3. Curate the experience – Remote working fails when people try to replicate office working patterns and home – and unsurprisingly hybrid working fails when people try to replicate home working patterns in an office. In the past, offices delivered a largely similar, desk-based experience for everyone; now, they must ensure they can deliver the best experience for each type of work: quiet spaces for focused work, open plan spaces for collaborative work and private areas for meetings and (occasional) Zoom calls.

4. Make every type of work feel celebrated – Whether it’s focused or collaborative, every type of work should have its place and its value. If you’re planning on dedicating your office space to collaborative work, don’t make those engaged in focused tasks feel second best. Leaders must make an effort to ensure work is recognised – wherever it happens.

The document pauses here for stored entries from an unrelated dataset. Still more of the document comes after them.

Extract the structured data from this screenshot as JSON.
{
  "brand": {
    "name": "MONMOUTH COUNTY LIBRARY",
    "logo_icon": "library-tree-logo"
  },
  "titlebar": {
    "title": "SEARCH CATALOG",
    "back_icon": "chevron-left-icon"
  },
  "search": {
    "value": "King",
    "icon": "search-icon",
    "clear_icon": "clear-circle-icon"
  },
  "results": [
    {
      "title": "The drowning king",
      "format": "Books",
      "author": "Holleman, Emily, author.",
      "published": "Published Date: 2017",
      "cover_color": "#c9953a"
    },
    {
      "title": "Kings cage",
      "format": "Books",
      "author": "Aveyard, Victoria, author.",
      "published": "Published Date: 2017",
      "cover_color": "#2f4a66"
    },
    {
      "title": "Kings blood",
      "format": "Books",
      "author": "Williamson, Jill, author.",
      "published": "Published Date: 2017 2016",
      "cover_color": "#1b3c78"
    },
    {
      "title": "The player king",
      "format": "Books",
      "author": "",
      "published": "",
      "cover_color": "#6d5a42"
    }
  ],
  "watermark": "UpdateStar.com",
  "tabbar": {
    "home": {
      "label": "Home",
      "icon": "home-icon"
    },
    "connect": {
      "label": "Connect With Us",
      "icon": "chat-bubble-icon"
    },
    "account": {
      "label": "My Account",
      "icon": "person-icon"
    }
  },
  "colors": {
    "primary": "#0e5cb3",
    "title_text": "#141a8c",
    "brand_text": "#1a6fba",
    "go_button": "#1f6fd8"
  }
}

5. Be prepared to pay for inflexibility – as some organisations have already discovered, getting people to embrace full time office work is very difficult – and you can lose people in the process. They can be replaced – but your talent pool may be narrower and new entrants will demand higher salaries in return for the lack of autonomy. Is it worth the trade-offs?

The most important element when redesigning the role of the office is purpose: when people choose a job, they choose a culture. If your office space and your approach to using it are aligned with your overall purpose, then you will attract talent that wants to work the way you do – whether that’s five days in the office a week or a fully remote environment.